BCLET increased the expression level of the MSANTD2‐004 isoform through alternative splicing of MSANTD2 exon 1. (A) The location diagram of BCLET and MSANTD2 transcripts. (B) Diagram and expression of the MSANTD2 isoform in bladder cancer tissue. (C) Schematic diagram of primer design. (D) Calculation of the splicing ratio for MSANTD2‐004. The ratio of MSANTD2‐004 expression to the total expression of MSANTD2 was used to evaluate the splicing ratio of the MSANTD2‐004 transcript, and the values were converted by log2. (E) The coexpression analysis of BCLET and MSANTD2‐004 in bladder cancer tissues (left) and bladder adjacent tissues (right). (F) Correlation analysis between BCLET expression level and the MSANTD2‐004 splicing ratio in bladder cancer tissues (left) and bladder adjacent tissues (right).
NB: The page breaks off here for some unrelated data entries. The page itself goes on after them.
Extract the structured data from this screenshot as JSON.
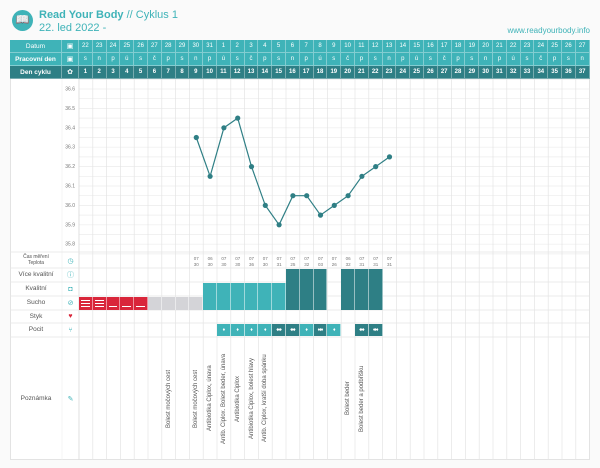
{
  "header": {
    "app_title": "Read Your Body",
    "cycle_label": "// Cyklus 1",
    "start_date": "22. led 2022 -",
    "website": "www.readyourbody.info"
  },
  "colors": {
    "teal": "#3fb3b8",
    "dark_teal": "#2e7f85",
    "red": "#d9263a",
    "grey": "#d4d4d8"
  },
  "rows": {
    "date": "Datum",
    "workday": "Pracovní den",
    "cycle_day": "Den cyklu",
    "time_label": "Čas měření",
    "temp_label": "Teplota",
    "more_quality": "Více kvalitní",
    "quality": "Kvalitní",
    "dry": "Sucho",
    "sex": "Styk",
    "feeling": "Pocit",
    "note": "Poznámka"
  },
  "dates": [
    "22",
    "23",
    "24",
    "25",
    "26",
    "27",
    "28",
    "29",
    "30",
    "31",
    "1",
    "2",
    "3",
    "4",
    "5",
    "6",
    "7",
    "8",
    "9",
    "10",
    "11",
    "12",
    "13",
    "14",
    "15",
    "16",
    "17",
    "18",
    "19",
    "20",
    "21",
    "22",
    "23",
    "24",
    "25",
    "26",
    "27"
  ],
  "weekdays": [
    "s",
    "n",
    "p",
    "ú",
    "s",
    "č",
    "p",
    "s",
    "n",
    "p",
    "ú",
    "s",
    "č",
    "p",
    "s",
    "n",
    "p",
    "ú",
    "s",
    "č",
    "p",
    "s",
    "n",
    "p",
    "ú",
    "s",
    "č",
    "p",
    "s",
    "n",
    "p",
    "ú",
    "s",
    "č",
    "p",
    "s",
    "n"
  ],
  "cycle_days": [
    "1",
    "2",
    "3",
    "4",
    "5",
    "6",
    "7",
    "8",
    "9",
    "10",
    "11",
    "12",
    "13",
    "14",
    "15",
    "16",
    "17",
    "18",
    "19",
    "20",
    "21",
    "22",
    "23",
    "24",
    "25",
    "26",
    "27",
    "28",
    "29",
    "30",
    "31",
    "32",
    "33",
    "34",
    "35",
    "36",
    "37"
  ],
  "chart_data": {
    "type": "line",
    "ylim": [
      35.75,
      36.65
    ],
    "yticks": [
      "36.6",
      "36.5",
      "36.4",
      "36.3",
      "36.2",
      "36.1",
      "36.0",
      "35.9",
      "35.8"
    ],
    "points": [
      {
        "day": 9,
        "temp": 36.35
      },
      {
        "day": 10,
        "temp": 36.15
      },
      {
        "day": 11,
        "temp": 36.4
      },
      {
        "day": 12,
        "temp": 36.45
      },
      {
        "day": 13,
        "temp": 36.2
      },
      {
        "day": 14,
        "temp": 36.0
      },
      {
        "day": 15,
        "temp": 35.9
      },
      {
        "day": 16,
        "temp": 36.05
      },
      {
        "day": 17,
        "temp": 36.05
      },
      {
        "day": 18,
        "temp": 35.95
      },
      {
        "day": 19,
        "temp": 36.0
      },
      {
        "day": 20,
        "temp": 36.05
      },
      {
        "day": 21,
        "temp": 36.15
      },
      {
        "day": 22,
        "temp": 36.2
      },
      {
        "day": 23,
        "temp": 36.25
      }
    ]
  },
  "times": [
    {
      "day": 9,
      "h": "07",
      "m": "30"
    },
    {
      "day": 10,
      "h": "06",
      "m": "30"
    },
    {
      "day": 11,
      "h": "07",
      "m": "30"
    },
    {
      "day": 12,
      "h": "07",
      "m": "30"
    },
    {
      "day": 13,
      "h": "07",
      "m": "36"
    },
    {
      "day": 14,
      "h": "07",
      "m": "30"
    },
    {
      "day": 15,
      "h": "07",
      "m": "31"
    },
    {
      "day": 16,
      "h": "07",
      "m": "25"
    },
    {
      "day": 17,
      "h": "07",
      "m": "32"
    },
    {
      "day": 18,
      "h": "07",
      "m": "03"
    },
    {
      "day": 19,
      "h": "07",
      "m": "26"
    },
    {
      "day": 20,
      "h": "06",
      "m": "32"
    },
    {
      "day": 21,
      "h": "07",
      "m": "31"
    },
    {
      "day": 22,
      "h": "07",
      "m": "31"
    },
    {
      "day": 23,
      "h": "07",
      "m": "31"
    }
  ],
  "mucus": [
    {
      "day": 1,
      "type": "dry-heavy"
    },
    {
      "day": 2,
      "type": "dry-heavy"
    },
    {
      "day": 3,
      "type": "dry"
    },
    {
      "day": 4,
      "type": "dry"
    },
    {
      "day": 5,
      "type": "dry"
    },
    {
      "day": 6,
      "type": "none"
    },
    {
      "day": 7,
      "type": "none"
    },
    {
      "day": 8,
      "type": "none"
    },
    {
      "day": 9,
      "type": "none"
    },
    {
      "day": 10,
      "type": "quality"
    },
    {
      "day": 11,
      "type": "quality"
    },
    {
      "day": 12,
      "type": "quality"
    },
    {
      "day": 13,
      "type": "quality"
    },
    {
      "day": 14,
      "type": "quality"
    },
    {
      "day": 15,
      "type": "quality"
    },
    {
      "day": 16,
      "type": "more-quality"
    },
    {
      "day": 17,
      "type": "more-quality"
    },
    {
      "day": 18,
      "type": "more-quality"
    },
    {
      "day": 20,
      "type": "more-quality"
    },
    {
      "day": 21,
      "type": "more-quality"
    },
    {
      "day": 22,
      "type": "more-quality"
    }
  ],
  "feelings": [
    {
      "day": 11,
      "type": "wet"
    },
    {
      "day": 12,
      "type": "wet"
    },
    {
      "day": 13,
      "type": "wet"
    },
    {
      "day": 14,
      "type": "wet"
    },
    {
      "day": 15,
      "type": "slippery"
    },
    {
      "day": 16,
      "type": "slippery"
    },
    {
      "day": 17,
      "type": "wet"
    },
    {
      "day": 18,
      "type": "slippery"
    },
    {
      "day": 19,
      "type": "wet"
    },
    {
      "day": 21,
      "type": "slippery"
    },
    {
      "day": 22,
      "type": "slippery"
    }
  ],
  "notes": [
    {
      "day": 7,
      "text": "Bolest močových cest"
    },
    {
      "day": 9,
      "text": "Bolest močových cest"
    },
    {
      "day": 10,
      "text": "Antibiotika Ciplox, únava"
    },
    {
      "day": 11,
      "text": "Antib. Ciplox. Bolest beder, únava"
    },
    {
      "day": 12,
      "text": "Antibiotika Ciplox"
    },
    {
      "day": 13,
      "text": "Antibiotika Ciplox, bolest hlavy"
    },
    {
      "day": 14,
      "text": "Antib. Ciplox, kratší doba spánku"
    },
    {
      "day": 20,
      "text": "Bolest beder"
    },
    {
      "day": 21,
      "text": "Bolest beder a podbřišku"
    }
  ]
}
The values were converted by log2. (G) The expression level of MSANTD2‐004 in the bladder cancer cells transfected with the BCLET overexpression vector (left) and lncRNA Smart Silencer (right). (H) The splicing ratio of MSANTD2‐004 in the bladder cancer cells transfected with the BCLET overexpression vector (left) and lncRNA Smart Silencer (right). (I) Schematic diagram of the RNA immunoprecipitation (RIP) experiment. (J) RIP experiments were used to investigate the relationship between BCLET and MSANTD2 in bladder cancer cells.

FIGURE 5

MSANTD2‐004 regulated the bladder cancer cells malignant phenotype. (A) CCK8 assay. (B) Cell clone formation. (C) Cell migration. (D) Cell invasion. (E) Cell apoptosis. (F) Graphical representation of the regulation and function of BCLET rs558814 in bladder cancer. Single nucleotide polymorphism (SNP) rs558814 A>G in BCLET was significantly associated with a reduced risk of bladder cancer. Furthermore, BCLET mediated cell proliferation, Transwell activity, and tumorigenesis to participate in bladder oncogenesis. BCLET ultimately bound MSANTD2 and increased the expression of MSANTD2‐004 by modulating alternative splicing (AS) of MSANTD2 exon 1.